On the other hand if drug discovery was treated as a pure AI problem, we would have thousands of unverified and unsafe molecules in clinical trials.

Causal principles get us to 99.5% of the way in drug discovery. Unfortunately not so in AI.


I'm not involved in the drug discovery process, but I can imagine that manufacturers would be interested in helping to use AI to deal with the funnel much more effectively to get to those ~5 molecules much more efficiently.

You're still left with double-blind trials and having to get large sample groups to try those molecules though.

And it's for that reason that drug discovery is always likely to be quite slow, complex and expensive - the efficiency gains will be pushed towards the top of the funnel to make new ideas reasonable to explore, I would imagine.

My point was that when you're not dealing with human physiology and instead dealing with problems that are more tractable through AI - i.e. using regression to tune algorithms through patterns in data - you are going to get quicker and more impactful returns without the same complexity.

And - critically - it's OK to often trust the AI solution you have without understanding causality. If you later find it's doing something odd that is undesirable, you can use that data to help tune the algorithm again without having to understand the causal relationship.

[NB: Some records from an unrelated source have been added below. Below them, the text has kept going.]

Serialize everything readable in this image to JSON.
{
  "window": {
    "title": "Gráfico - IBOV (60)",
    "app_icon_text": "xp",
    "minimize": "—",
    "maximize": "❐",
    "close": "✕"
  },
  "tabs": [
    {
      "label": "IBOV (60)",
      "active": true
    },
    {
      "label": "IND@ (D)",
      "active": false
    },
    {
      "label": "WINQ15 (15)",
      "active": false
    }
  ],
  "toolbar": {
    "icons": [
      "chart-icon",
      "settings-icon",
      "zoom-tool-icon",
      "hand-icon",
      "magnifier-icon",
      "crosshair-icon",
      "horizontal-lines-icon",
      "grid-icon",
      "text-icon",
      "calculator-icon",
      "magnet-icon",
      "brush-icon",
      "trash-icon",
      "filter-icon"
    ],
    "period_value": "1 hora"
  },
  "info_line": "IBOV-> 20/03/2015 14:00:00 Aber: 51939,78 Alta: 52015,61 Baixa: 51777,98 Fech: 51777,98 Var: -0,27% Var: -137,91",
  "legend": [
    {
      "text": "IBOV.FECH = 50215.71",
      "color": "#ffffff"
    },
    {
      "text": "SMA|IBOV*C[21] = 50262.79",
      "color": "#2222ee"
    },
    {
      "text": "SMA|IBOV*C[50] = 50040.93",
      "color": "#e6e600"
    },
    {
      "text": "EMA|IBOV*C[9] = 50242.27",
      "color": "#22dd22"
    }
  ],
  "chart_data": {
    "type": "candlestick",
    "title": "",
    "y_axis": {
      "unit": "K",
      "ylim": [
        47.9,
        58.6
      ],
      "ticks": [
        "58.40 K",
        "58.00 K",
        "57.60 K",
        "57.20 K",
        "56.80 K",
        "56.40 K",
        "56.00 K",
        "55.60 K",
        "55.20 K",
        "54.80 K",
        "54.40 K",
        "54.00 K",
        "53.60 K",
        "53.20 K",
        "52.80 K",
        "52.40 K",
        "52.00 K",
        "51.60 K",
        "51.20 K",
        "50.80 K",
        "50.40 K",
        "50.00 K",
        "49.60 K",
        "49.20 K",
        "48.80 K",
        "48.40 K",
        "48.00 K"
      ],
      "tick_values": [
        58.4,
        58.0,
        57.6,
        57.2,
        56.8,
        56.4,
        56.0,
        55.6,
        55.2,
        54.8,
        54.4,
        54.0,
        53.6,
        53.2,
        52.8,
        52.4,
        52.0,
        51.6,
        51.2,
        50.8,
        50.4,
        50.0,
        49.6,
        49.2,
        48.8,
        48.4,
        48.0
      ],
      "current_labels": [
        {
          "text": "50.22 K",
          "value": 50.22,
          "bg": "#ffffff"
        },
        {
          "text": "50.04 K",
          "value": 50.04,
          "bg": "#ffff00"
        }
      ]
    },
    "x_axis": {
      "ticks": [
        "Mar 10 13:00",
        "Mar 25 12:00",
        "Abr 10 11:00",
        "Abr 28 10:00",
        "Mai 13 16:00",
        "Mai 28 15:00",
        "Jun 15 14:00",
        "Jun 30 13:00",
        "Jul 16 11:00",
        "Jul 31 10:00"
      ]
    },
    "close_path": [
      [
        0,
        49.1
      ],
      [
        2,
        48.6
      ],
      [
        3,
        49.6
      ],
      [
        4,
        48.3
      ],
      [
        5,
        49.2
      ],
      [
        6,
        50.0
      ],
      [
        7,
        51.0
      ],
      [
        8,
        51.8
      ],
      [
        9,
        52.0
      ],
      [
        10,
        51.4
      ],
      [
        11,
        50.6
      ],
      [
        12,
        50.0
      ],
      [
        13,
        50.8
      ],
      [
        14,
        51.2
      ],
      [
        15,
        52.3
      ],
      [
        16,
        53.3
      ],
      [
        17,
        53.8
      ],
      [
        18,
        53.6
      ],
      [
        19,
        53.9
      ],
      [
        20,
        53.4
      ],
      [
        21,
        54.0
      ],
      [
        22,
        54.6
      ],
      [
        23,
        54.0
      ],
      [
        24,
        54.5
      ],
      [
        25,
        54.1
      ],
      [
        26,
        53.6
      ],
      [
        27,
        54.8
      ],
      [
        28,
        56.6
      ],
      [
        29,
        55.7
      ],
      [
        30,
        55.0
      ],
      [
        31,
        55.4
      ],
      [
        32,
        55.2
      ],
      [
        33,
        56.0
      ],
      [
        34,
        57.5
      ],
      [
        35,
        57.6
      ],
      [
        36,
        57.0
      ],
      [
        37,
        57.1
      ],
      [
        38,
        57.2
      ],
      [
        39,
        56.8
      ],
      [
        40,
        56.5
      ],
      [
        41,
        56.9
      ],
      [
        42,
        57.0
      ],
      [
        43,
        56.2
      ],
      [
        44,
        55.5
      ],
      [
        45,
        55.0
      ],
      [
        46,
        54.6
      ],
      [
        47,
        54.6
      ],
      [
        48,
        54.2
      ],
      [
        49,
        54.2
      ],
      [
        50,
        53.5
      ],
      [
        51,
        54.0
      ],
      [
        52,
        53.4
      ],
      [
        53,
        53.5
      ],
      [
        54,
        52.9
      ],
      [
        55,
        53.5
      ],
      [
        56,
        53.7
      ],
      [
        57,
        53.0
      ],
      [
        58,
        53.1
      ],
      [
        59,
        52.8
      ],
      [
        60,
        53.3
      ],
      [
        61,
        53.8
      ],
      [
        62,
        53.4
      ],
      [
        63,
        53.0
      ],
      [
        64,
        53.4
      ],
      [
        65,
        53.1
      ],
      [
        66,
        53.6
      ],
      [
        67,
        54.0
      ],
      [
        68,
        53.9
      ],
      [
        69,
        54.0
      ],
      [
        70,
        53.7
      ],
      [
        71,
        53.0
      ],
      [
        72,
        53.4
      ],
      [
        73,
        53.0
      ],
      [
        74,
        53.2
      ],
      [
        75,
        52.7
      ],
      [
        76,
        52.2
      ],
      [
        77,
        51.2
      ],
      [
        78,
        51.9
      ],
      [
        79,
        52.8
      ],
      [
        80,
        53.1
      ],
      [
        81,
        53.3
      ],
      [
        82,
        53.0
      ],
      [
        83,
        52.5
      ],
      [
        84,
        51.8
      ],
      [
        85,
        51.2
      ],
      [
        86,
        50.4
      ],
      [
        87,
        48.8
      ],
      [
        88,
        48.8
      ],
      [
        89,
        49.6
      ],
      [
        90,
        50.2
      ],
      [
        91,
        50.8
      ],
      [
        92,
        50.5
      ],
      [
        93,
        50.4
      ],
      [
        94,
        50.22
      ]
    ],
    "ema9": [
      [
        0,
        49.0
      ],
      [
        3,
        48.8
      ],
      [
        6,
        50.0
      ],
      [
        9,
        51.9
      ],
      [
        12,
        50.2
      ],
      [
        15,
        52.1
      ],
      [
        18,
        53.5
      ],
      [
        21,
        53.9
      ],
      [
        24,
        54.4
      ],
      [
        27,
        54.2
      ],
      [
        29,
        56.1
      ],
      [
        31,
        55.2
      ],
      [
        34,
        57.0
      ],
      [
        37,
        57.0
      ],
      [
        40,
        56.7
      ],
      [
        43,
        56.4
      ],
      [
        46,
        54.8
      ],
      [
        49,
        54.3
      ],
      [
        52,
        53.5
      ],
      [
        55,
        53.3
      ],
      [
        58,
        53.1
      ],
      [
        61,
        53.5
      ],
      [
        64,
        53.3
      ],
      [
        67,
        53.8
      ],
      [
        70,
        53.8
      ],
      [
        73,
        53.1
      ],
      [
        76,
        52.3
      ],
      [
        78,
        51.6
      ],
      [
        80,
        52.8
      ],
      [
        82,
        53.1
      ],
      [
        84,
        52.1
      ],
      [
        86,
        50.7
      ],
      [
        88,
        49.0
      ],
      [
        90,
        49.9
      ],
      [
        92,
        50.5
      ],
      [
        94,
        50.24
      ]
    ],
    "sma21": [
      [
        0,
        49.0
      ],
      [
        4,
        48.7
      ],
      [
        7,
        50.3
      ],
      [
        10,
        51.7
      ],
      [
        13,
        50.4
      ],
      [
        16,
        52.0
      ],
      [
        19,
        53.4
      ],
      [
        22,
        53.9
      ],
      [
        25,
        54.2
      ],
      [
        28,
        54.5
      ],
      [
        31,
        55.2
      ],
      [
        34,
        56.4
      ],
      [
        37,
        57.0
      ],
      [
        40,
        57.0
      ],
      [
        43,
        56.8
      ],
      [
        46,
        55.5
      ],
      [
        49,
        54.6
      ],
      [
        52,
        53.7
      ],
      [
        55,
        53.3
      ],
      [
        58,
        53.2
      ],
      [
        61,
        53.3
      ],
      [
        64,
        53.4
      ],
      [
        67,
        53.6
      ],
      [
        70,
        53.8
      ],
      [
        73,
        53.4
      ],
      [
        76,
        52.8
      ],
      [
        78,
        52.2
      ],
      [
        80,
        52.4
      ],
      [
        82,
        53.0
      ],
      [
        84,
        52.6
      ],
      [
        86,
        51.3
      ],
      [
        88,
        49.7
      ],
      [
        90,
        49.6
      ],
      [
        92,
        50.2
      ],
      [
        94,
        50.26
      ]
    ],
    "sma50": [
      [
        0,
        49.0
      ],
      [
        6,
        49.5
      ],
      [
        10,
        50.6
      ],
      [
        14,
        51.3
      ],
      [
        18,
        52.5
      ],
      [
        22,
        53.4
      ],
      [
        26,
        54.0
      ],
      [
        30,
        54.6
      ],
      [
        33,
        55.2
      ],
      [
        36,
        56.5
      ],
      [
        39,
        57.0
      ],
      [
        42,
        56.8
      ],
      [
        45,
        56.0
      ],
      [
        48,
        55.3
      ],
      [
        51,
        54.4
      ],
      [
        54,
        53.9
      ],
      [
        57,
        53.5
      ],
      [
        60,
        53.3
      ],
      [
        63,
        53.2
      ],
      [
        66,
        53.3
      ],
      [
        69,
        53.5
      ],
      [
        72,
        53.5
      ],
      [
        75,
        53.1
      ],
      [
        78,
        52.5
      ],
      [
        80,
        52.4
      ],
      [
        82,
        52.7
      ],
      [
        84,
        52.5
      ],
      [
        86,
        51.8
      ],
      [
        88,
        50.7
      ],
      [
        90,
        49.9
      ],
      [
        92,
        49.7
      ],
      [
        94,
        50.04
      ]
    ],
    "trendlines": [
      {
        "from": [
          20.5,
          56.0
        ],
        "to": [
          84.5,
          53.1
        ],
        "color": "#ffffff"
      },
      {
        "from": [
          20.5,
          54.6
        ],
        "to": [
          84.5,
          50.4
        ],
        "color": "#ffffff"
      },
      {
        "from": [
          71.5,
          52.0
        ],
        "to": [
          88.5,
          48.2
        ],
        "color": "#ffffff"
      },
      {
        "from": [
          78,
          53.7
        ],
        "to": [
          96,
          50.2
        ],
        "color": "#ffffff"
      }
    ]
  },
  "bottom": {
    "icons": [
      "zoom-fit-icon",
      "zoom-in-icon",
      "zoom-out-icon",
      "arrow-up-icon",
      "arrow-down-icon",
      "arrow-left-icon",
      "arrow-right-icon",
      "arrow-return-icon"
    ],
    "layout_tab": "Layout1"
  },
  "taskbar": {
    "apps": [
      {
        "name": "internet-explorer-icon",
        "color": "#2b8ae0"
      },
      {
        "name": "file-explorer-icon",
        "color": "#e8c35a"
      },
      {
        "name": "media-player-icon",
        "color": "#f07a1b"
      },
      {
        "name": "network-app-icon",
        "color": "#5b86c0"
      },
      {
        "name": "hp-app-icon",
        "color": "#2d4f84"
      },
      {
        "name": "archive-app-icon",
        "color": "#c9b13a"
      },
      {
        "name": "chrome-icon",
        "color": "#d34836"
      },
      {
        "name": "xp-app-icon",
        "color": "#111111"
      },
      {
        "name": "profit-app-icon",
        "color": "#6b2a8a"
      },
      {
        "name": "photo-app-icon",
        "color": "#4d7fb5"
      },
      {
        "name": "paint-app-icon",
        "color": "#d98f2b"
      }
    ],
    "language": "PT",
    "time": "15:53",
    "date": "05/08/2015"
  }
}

Put another way, you can teach an AI to get better without necessarily understanding the subject completely yourself.


@Paul Robinson: Did you look at the number of mislabeled images in the udacity self driving car dataset? If you do not have an understanding of the subject yourself, you’re likely to make the same annotation errors which feed into a bad model.


Let’s see. Robotics problems were claimed to be tractable through AI. However, a large majority of robotics solutions today are 90% derived through control systems (which follow some degree of causal analysis) followed by AI to optimize the last few percentages if possible.

Finding something odd for an algorithm (especially a deep neural network) is hard because they fail in just so many ways. For example, lenet for mnist almost always gives high confidence predictions for random tensors(torch.randn). Most imagenet models fail in the presence of just 20-30% salt and pepper noise. (Both of these are problems solvable through simple preprocessing techniques)


Not to mention the fact that most models are trained without a background class and tend to give overconfident predictions on out of distribution samples.